La flaca puso cara de asco.
—No me sirve.
Pegó media vuelta, y de una casilla que había en el fondo, cerca de su jardín de paz, trajo una especie de valijita como de colegio, o de médico. Sacó una caja de fósforos diferente: larga y fina, como ella. La abrió. Los fósforos parecían fideos. Sacó uno, lo encendió. Y se puso a quemar, vivas y de a una, a las hormigas negras que cruzaban sus baldosas. Las hormigas se encogían, se hacían bolita y largaban un ruido sordo, un chasquido.

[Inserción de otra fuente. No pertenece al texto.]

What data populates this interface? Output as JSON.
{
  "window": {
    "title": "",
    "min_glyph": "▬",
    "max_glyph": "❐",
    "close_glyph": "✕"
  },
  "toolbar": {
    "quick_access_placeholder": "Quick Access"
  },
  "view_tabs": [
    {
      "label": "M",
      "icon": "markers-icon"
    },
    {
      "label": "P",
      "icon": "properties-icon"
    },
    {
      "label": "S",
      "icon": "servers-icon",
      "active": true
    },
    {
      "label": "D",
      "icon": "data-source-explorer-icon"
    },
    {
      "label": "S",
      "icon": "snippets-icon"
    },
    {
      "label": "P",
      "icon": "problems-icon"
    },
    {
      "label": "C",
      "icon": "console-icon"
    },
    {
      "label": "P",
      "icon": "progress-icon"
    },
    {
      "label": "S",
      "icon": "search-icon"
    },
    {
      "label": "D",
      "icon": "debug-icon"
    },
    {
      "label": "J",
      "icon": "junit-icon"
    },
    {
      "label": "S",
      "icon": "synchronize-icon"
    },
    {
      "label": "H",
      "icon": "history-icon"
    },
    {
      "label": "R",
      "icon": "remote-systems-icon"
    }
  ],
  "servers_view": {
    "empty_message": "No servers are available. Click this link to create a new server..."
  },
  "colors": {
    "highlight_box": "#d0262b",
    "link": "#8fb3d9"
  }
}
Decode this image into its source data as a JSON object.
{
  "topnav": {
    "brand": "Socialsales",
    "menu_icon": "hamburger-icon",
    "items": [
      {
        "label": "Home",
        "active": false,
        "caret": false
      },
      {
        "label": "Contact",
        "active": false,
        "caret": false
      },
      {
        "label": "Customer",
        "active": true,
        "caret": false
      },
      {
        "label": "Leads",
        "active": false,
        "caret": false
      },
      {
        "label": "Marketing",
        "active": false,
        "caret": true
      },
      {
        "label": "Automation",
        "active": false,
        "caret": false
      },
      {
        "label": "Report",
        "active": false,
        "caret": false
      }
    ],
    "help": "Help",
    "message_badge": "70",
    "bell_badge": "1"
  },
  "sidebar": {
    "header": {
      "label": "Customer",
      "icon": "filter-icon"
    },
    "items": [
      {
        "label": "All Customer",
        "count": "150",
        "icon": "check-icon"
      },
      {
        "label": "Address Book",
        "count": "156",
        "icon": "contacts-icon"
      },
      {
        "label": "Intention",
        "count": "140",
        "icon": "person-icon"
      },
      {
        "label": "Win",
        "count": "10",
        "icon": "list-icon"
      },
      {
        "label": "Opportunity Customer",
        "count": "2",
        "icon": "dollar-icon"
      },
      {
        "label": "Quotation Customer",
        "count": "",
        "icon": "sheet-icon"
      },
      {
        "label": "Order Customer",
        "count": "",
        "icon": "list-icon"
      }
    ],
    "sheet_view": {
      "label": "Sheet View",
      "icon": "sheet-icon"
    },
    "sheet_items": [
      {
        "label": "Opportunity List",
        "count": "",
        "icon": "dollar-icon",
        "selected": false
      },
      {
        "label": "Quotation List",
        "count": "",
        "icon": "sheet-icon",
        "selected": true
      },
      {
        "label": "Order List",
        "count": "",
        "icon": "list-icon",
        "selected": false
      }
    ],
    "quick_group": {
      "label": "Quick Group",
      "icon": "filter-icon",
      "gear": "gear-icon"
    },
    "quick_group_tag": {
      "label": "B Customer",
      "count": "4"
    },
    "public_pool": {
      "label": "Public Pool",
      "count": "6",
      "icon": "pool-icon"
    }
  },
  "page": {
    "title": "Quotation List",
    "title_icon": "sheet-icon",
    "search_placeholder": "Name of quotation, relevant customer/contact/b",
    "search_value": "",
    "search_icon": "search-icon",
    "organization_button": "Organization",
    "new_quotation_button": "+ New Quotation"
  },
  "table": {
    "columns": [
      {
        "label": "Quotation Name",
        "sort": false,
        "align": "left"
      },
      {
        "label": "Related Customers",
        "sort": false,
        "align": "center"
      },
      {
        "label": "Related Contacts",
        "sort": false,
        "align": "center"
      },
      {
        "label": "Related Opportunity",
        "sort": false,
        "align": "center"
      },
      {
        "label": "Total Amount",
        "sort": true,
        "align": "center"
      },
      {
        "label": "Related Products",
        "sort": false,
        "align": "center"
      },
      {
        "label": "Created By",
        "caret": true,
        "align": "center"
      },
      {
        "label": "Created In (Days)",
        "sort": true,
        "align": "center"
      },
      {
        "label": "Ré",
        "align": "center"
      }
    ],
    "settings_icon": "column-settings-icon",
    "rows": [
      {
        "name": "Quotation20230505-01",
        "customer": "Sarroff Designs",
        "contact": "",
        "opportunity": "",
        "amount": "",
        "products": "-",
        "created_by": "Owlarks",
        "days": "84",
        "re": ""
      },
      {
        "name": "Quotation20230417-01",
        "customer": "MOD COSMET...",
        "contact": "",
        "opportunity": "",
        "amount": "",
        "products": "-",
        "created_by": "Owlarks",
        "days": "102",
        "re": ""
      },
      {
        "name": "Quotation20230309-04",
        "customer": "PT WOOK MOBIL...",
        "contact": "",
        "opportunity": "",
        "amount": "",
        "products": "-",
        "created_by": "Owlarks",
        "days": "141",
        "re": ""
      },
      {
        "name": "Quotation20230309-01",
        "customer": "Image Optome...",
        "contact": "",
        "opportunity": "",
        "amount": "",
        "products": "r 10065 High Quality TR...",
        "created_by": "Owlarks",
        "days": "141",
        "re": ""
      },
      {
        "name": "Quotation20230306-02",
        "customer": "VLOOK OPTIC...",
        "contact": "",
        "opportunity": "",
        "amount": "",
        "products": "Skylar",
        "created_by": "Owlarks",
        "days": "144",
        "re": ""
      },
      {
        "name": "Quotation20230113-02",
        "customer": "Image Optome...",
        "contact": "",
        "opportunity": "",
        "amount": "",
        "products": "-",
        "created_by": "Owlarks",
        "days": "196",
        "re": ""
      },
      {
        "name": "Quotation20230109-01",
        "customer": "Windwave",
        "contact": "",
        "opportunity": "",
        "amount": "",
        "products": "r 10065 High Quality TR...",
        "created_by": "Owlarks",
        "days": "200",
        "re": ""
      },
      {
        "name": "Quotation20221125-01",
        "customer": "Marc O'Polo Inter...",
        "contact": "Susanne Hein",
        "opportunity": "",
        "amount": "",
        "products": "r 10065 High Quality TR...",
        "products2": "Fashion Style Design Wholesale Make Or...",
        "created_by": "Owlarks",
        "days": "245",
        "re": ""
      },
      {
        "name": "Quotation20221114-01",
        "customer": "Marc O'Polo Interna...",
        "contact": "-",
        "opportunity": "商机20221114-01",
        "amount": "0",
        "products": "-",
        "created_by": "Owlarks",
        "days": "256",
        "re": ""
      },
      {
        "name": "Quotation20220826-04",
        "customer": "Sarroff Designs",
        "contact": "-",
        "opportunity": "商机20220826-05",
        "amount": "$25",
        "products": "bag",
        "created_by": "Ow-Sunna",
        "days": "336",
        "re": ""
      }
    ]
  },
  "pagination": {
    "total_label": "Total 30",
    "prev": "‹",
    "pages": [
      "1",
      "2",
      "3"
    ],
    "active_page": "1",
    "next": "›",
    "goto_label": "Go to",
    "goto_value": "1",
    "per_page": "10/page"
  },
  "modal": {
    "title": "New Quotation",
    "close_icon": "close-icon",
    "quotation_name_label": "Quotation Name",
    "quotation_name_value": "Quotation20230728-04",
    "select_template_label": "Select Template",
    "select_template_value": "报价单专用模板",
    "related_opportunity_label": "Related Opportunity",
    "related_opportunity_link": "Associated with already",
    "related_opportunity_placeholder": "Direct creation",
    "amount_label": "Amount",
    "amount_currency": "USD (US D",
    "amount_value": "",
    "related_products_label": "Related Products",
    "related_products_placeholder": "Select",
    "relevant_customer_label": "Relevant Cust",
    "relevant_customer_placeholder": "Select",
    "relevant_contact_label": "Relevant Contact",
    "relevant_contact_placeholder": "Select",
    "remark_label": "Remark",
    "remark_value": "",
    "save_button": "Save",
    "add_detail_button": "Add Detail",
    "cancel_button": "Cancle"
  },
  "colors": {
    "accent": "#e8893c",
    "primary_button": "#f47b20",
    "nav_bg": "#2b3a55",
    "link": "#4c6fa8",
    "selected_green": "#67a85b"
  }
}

—Las muy putas saben muy bien que por acá no se pasa. Las que vienen huelen la carne muerta de éstas, y se arrepienten.
Sacó de su maletín una palita de metal, la clavó en la tierra recién removida, y escarbó, y desenterró la paloma que yo le había dado horas antes. La paloma, pobre. Partida al medio con la panza vacía y negra de tierra. Noté que el borde de la palita le había quebrado una pata. En una caja de bombones Bonafide, estaban las tripas que ella se puso a caranchear con una pinza de las cejas.
—¿Mirá? Son como nosotros: corazón, pulmón, intestino.
Erizaban la tierra más seca pequeños montículos, coronados con cruces hechas con palitos y piolín.
—¿Ves esos papeles en las crucecitas? —dijo Delfina—. Abajo del nombre del animal enterrado, puse qué le hice.
Vi. Leí.
—¿Sabés qué me encantaría? —ella se restregaba las manos—. Un gato. O un perro. Medio muertos. Los corto. Y les veo el corazón cuando se apaga.